Happy Meals – Literally: Foods Like Fish, Walnuts May Improve Mood

By Sue Scheible for The Patriot Ledger

The next time someone says, “Eat something, you’ll feel better,” chow down.

Especially if fish, walnuts, molasses or sugar beets are on the menu. New research at Harvard-affiliated McLean Hospital indicates some food ingredients may be as effective as traditional antidepressants in bolstering mood.

Although the connection has so far only been explored in rats, the results are encouraging and shouldn’t be too surprising, according to Dr. Bruce Cohen, president and psychiatrist in chief at McLean, a private psychiatric hospital with a large research program.

Scientists already knew that certain elements of the diet can affect
the brain. Cultures that follow diets rich in fish with high amounts of
omega-3 fatty acids, such as sardines, anchovies, salmon and mackerel, tend
to show less major depression, Cohen said.

In the newest study, which will be published next week in Biological
Psychiatry, rats were tested under stressful conditions that would normally
cause them to act helpless, a form of despair or severe depression. Rats
given injections of uridine, a substance found in walnuts and molasses, or
fed a diet rich in omega-3 fatty acids showed fewer signs of despair.
The most effective treatment combined uridine and omega-3 acids.

Scientists still don’t understand exactly why the combination worked.
McLean researchers also reported recently that there are dramatic
genetic changes in the brains of people who have bipolar disorder, a
condition that involves cycles of depression.

Omega-3 fish oils have been best known for their proven cardiovascular
benefits. The new findings broaden the suspected mental health effects.

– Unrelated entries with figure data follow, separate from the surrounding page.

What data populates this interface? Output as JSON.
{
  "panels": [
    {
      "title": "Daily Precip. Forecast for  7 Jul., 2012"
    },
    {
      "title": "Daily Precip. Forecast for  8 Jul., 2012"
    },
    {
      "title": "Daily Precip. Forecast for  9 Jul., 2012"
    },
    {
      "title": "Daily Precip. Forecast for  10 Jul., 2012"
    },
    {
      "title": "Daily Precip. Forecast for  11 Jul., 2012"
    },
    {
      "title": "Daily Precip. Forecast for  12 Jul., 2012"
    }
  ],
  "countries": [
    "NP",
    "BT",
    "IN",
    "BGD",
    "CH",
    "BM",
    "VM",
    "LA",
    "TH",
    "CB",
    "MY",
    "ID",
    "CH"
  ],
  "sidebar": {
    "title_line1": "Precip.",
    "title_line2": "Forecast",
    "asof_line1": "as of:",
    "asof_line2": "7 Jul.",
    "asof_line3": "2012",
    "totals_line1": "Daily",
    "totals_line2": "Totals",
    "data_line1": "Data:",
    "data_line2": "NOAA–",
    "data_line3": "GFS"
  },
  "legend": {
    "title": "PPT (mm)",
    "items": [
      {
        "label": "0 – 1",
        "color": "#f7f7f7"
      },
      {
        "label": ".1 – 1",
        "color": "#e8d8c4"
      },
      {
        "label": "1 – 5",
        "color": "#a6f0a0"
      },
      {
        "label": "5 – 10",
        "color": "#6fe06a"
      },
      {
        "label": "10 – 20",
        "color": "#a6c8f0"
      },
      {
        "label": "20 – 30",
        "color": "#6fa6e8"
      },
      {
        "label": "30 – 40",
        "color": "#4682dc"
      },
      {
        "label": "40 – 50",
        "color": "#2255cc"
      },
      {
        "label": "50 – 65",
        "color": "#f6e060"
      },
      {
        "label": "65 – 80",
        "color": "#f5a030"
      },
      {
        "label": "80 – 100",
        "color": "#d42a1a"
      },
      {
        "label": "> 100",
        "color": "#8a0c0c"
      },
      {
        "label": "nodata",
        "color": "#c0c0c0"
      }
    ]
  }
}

Some nutritionists have cited a significant drop in the omega-3 fatty acids in
food supplies of Western nations, while rates of depression have
dramatically increased.

Omega-3 oils have also been credited with sharpening memory and
concentration.

Joan Endyke of Hingham, a registered dietician, said food and behavior
is among the most quickly advancing fields in nutrition research.
Endyke said that compared to 100 years ago, today’s diets are missing
some of the key elements – omega-3 oils, B vitamins and minerals and
proteins – thought to affect the neurons in the brain.

“That can have an effect on a variety of brain disorders,” she said.
“ADHD (attention deficit hyperactivity disorder), dyslexia, autism and
depression are all brain abnormalities that deal with faulty
neurotransmitters,” she said. “The nerve cells don’t connect properly.”
Other foods have been linked to mental health over the past decade. Binges – especially at holiday season – have been explained by the theory that the
carbohydrates stimulate the production of a brain chemical called serotonin,
found to be lower in depressed people. The newest generation of
antidepressant medications, called SSRIs, work to maintain serotonin at
higher levels.

Binges may be an attempt by people to self-medicate for depression,
according to some mental health professionals. In several studies, high
carbohydrate levels raised serotonin levels while meals that were rich in
protein or fat did not raise it or tended to lower it. Certain substances
found in chocolate also may raise serotonin levels.